Construction methodology further differentiates the product. Sunlighten employs a patented magnet-based assembly system, eliminating the need for nails or permanent fixings. This allows for thermal expansion without structural stress, while also enabling disassembly and relocation. It’s an unusual but increasingly relevant feature in modular and circular design strategies.
At the core of the system are the company’s proprietary infrared heaters. These incorporate a patented, clinically proven SoloCarbon® far infrared sauna heater technology. The carbon coating is designed to deliver even heat distribution and high infrared emissivity, with certified absorption rates of up to 95–99%.
The result is not just a thermal environment, but a precisely engineered radiation field, where consistency of output becomes a design parameter. Risk frames the impact at a cellular level:
“The absorption of the infrared into the cell is recharging the mitochondria.”
For architects and designers, this introduces a new layer of consideration: how built environments can actively participate in physiological processes, rather than simply hosting them.
The London Flagship: From Product to Experience
Opened on March 21 at 29–31 Great Portland Street, Sunlighten’s London flagship represents a strategic evolution from product distribution to experiential architecture.

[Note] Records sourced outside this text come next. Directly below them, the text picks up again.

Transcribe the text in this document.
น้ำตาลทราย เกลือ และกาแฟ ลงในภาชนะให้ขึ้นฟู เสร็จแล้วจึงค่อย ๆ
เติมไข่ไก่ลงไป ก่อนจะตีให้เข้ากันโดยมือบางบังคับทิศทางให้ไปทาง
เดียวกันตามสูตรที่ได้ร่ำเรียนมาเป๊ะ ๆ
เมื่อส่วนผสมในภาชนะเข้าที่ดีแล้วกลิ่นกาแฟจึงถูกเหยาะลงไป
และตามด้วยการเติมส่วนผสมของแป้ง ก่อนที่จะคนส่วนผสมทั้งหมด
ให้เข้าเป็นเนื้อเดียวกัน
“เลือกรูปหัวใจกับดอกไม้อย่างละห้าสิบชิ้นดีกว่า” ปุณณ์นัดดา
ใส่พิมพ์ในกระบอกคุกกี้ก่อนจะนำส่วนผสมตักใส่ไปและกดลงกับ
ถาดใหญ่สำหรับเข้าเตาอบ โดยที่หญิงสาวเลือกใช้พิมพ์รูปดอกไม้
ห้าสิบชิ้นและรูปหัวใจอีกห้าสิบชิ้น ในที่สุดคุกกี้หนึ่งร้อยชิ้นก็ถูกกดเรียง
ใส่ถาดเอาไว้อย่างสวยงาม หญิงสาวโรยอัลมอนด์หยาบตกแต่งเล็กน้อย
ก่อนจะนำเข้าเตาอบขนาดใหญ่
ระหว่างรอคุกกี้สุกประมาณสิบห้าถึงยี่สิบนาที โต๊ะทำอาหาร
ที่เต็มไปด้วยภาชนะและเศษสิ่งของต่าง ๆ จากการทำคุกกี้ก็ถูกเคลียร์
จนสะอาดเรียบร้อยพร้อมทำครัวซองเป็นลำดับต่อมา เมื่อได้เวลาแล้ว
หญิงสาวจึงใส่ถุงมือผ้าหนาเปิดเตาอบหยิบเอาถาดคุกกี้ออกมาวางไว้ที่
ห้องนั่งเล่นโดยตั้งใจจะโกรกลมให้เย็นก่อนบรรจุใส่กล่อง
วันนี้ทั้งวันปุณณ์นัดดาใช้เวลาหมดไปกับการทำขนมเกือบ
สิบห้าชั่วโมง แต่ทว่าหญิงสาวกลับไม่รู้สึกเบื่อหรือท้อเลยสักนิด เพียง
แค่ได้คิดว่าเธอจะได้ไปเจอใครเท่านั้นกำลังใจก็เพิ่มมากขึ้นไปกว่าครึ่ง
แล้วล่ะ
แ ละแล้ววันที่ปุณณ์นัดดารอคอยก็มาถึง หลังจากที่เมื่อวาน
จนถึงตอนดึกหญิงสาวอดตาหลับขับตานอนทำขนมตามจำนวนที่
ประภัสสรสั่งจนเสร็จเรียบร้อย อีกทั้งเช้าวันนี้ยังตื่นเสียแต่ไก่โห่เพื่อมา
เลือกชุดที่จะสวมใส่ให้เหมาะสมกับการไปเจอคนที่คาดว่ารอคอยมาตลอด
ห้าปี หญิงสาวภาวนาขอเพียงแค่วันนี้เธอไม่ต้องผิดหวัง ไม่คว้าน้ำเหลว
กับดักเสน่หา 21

The space functions as a showroom and an immersive environment where visitors can engage directly with the technology. At its center is a “sauna club zone”, featuring multiple units available for booked sessions, effectively merging retail, wellness, and hospitality into a single spatial concept.
This hybrid model reflects a broader shift in design practice: the move toward membership-based, experience-led environments that prioritise engagement over transaction.

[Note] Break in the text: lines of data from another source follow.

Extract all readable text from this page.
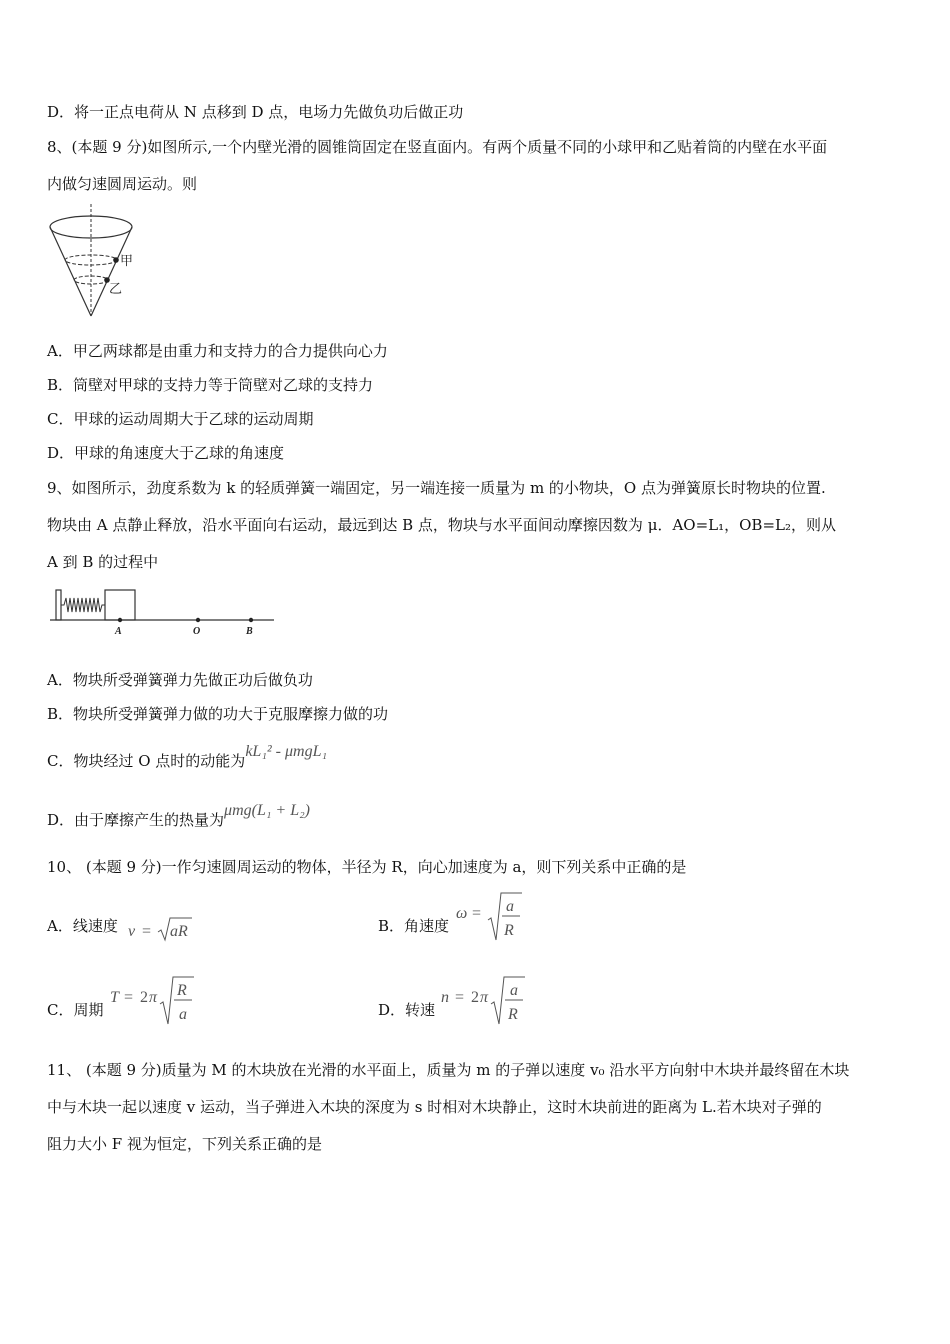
D．将一正点电荷从 N 点移到 D 点，电场力先做负功后做正功
8、(本题 9 分)如图所示,一个内壁光滑的圆锥筒固定在竖直面内。有两个质量不同的小球甲和乙贴着筒的内壁在水平面
内做匀速圆周运动。则
甲
乙
A．甲乙两球都是由重力和支持力的合力提供向心力
B．筒壁对甲球的支持力等于筒壁对乙球的支持力
C．甲球的运动周期大于乙球的运动周期
D．甲球的角速度大于乙球的角速度
9、如图所示，劲度系数为 k 的轻质弹簧一端固定，另一端连接一质量为 m 的小物块，O 点为弹簧原长时物块的位置.
物块由 A 点静止释放，沿水平面向右运动，最远到达 B 点，物块与水平面间动摩擦因数为 μ．AO=L₁，OB=L₂，则从
A 到 B 的过程中
A	O	B
A．物块所受弹簧弹力先做正功后做负功
B．物块所受弹簧弹力做的功大于克服摩擦力做的功
C．物块经过 O 点时的动能为kL₁² - μmgL₁
D．由于摩擦产生的热量为μmg(L₁ + L₂)
10、 (本题 9 分)一作匀速圆周运动的物体，半径为 R，向心加速度为 a，则下列关系中正确的是
A．线速度 v = aR	B．角速度
ω = a
R
C．周期
T = 2 π R
a	D．转速
n = 2 π a
R
11、 (本题 9 分)质量为 M 的木块放在光滑的水平面上，质量为 m 的子弹以速度 v₀ 沿水平方向射中木块并最终留在木块
中与木块一起以速度 v 运动，当子弹进入木块的深度为 s 时相对木块静止，这时木块前进的距离为 L.若木块对子弹的
阻力大小 F 视为恒定，下列关系正确的是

As Risk noted during the opening:
“It’s the beginning of a new chapter as we continue to expand across the UK and globally.”


From a design standpoint, the flagship underscores the importance of narrative space-making. The sauna is no longer a standalone object but part of a curated journey—integrating lighting, materiality, and spatial sequencing to frame the user experience.

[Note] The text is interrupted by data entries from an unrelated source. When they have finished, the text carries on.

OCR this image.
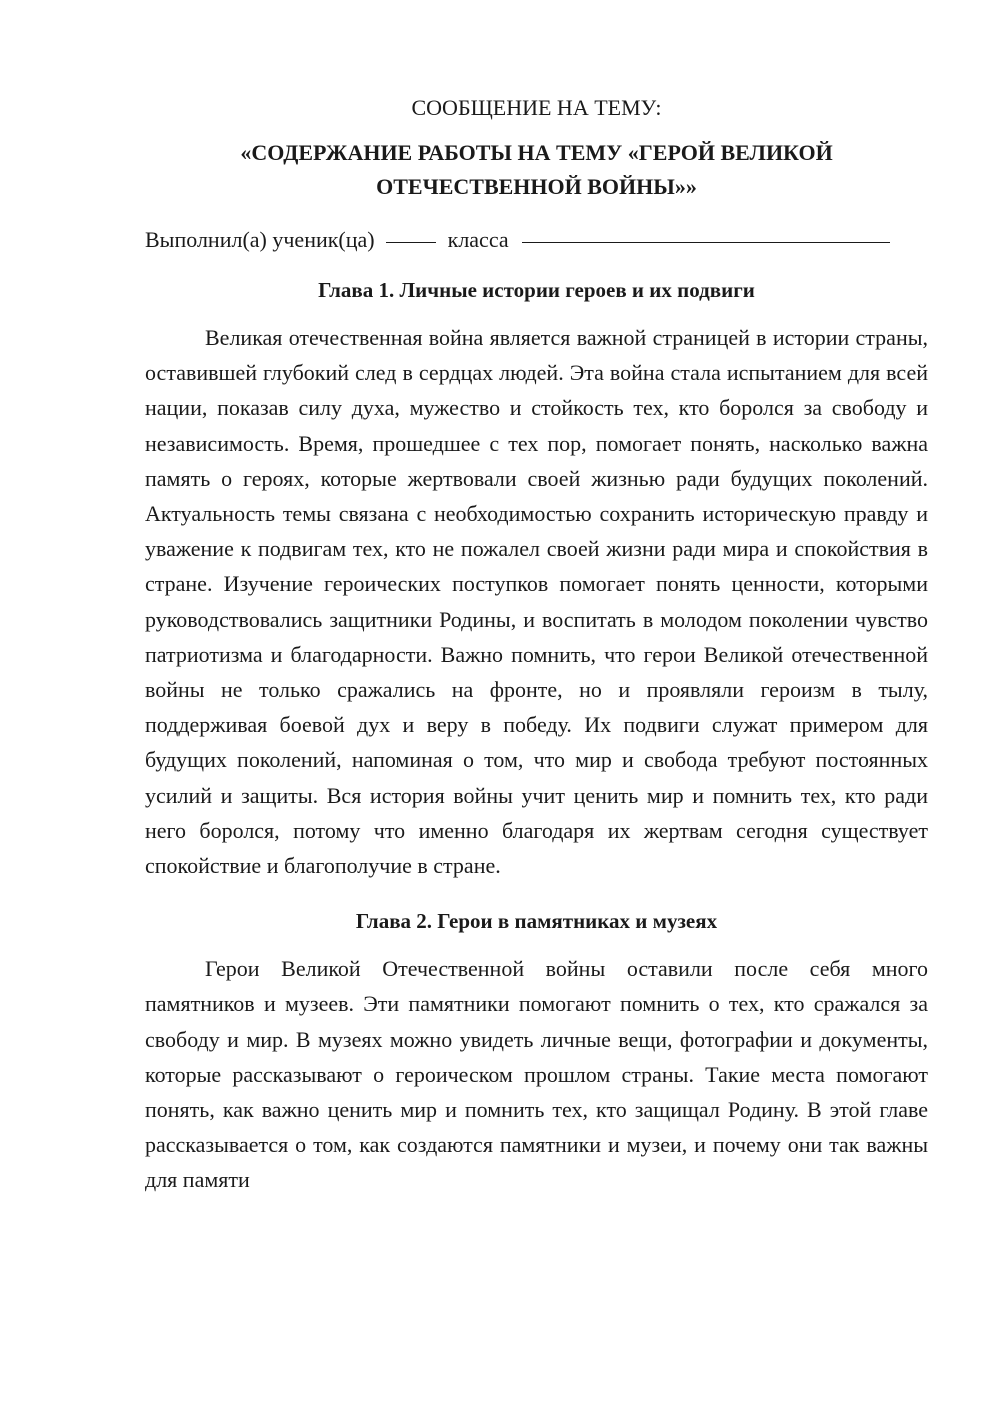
СООБЩЕНИЕ НА ТЕМУ:
«СОДЕРЖАНИЕ РАБОТЫ НА ТЕМУ «ГЕРОЙ ВЕЛИКОЙ
ОТЕЧЕСТВЕННОЙ ВОЙНЫ»»
Выполнил(а) ученик(ца)	класса
Глава 1. Личные истории героев и их подвиги

Великая отечественная война является важной страницей в истории страны, оставившей глубокий след в сердцах людей. Эта война стала испытанием для всей нации, показав силу духа, мужество и стойкость тех, кто боролся за свободу и независимость. Время, прошедшее с тех пор, помогает понять, насколько важна память о героях, которые жертвовали своей жизнью ради будущих поколений. Актуальность темы связана с необходимостью сохранить историческую правду и уважение к подвигам тех, кто не пожалел своей жизни ради мира и спокойствия в стране. Изучение героических поступков помогает понять ценности, которыми руководствовались защитники Родины, и воспитать в молодом поколении чувство патриотизма и благодарности. Важно помнить, что герои Великой отечественной войны не только сражались на фронте, но и проявляли героизм в тылу, поддерживая боевой дух и веру в победу. Их подвиги служат примером для будущих поколений, напоминая о том, что мир и свобода требуют постоянных усилий и защиты. Вся история войны учит ценить мир и помнить тех, кто ради него боролся, потому что именно благодаря их жертвам сегодня существует спокойствие и благополучие в стране.

Глава 2. Герои в памятниках и музеях

Герои Великой Отечественной войны оставили после себя много памятников и музеев. Эти памятники помогают помнить о тех, кто сражался за свободу и мир. В музеях можно увидеть личные вещи, фотографии и документы, которые рассказывают о героическом прошлом страны. Такие места помогают понять, как важно ценить мир и помнить тех, кто защищал Родину. В этой главе рассказывается о том, как создаются памятники и музеи, и почему они так важны для памяти
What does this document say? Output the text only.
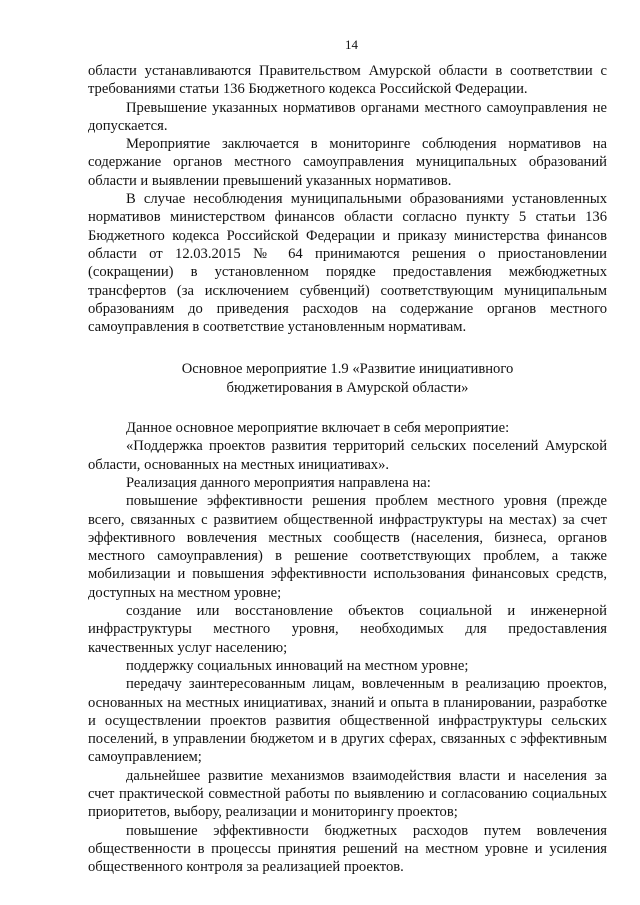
14

области устанавливаются Правительством Амурской области в соответствии с требованиями статьи 136 Бюджетного кодекса Российской Федерации.

Превышение указанных нормативов органами местного самоуправления не допускается.

Мероприятие заключается в мониторинге соблюдения нормативов на содержание органов местного самоуправления муниципальных образований области и выявлении превышений указанных нормативов.

В случае несоблюдения муниципальными образованиями установленных нормативов министерством финансов области согласно пункту 5 статьи 136 Бюджетного кодекса Российской Федерации и приказу министерства финансов области от 12.03.2015 № 64 принимаются решения о приостановлении (сокращении) в установленном порядке предоставления межбюджетных трансфертов (за исключением субвенций) соответствующим муниципальным образованиям до приведения расходов на содержание органов местного самоуправления в соответствие установленным нормативам.

Основное мероприятие 1.9 «Развитие инициативного
бюджетирования в Амурской области»

Данное основное мероприятие включает в себя мероприятие:

«Поддержка проектов развития территорий сельских поселений Амурской области, основанных на местных инициативах».

Реализация данного мероприятия направлена на:

повышение эффективности решения проблем местного уровня (прежде всего, связанных с развитием общественной инфраструктуры на местах) за счет эффективного вовлечения местных сообществ (населения, бизнеса, органов местного самоуправления) в решение соответствующих проблем, а также мобилизации и повышения эффективности использования финансовых средств, доступных на местном уровне;

создание или восстановление объектов социальной и инженерной инфраструктуры местного уровня, необходимых для предоставления качественных услуг населению;

поддержку социальных инноваций на местном уровне;

передачу заинтересованным лицам, вовлеченным в реализацию проектов, основанных на местных инициативах, знаний и опыта в планировании, разработке и осуществлении проектов развития общественной инфраструктуры сельских поселений, в управлении бюджетом и в других сферах, связанных с эффективным самоуправлением;

дальнейшее развитие механизмов взаимодействия власти и населения за счет практической совместной работы по выявлению и согласованию социальных приоритетов, выбору, реализации и мониторингу проектов;

повышение эффективности бюджетных расходов путем вовлечения общественности в процессы принятия решений на местном уровне и усиления общественного контроля за реализацией проектов.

It also raises practical considerations for architects: acoustic control, ventilation integration, and user flow within compact, high-performance environments. The inclusion of bookable sauna units introduces operational design challenges typically associated with spas or fitness clubs, now embedded within a retail context.
Sunlighten’s trajectory—from bootcamp testing to patented manufacturing and experiential retail—illustrates a broader convergence between wellness technology and architectural design.
What emerges is a new typology: the intelligent recovery environment, where materials, systems, and user interfaces are integrated into a cohesive spatial experience.
For design professionals, the question is no longer whether to incorporate wellness features, but how deeply they should be embedded into the architecture itself.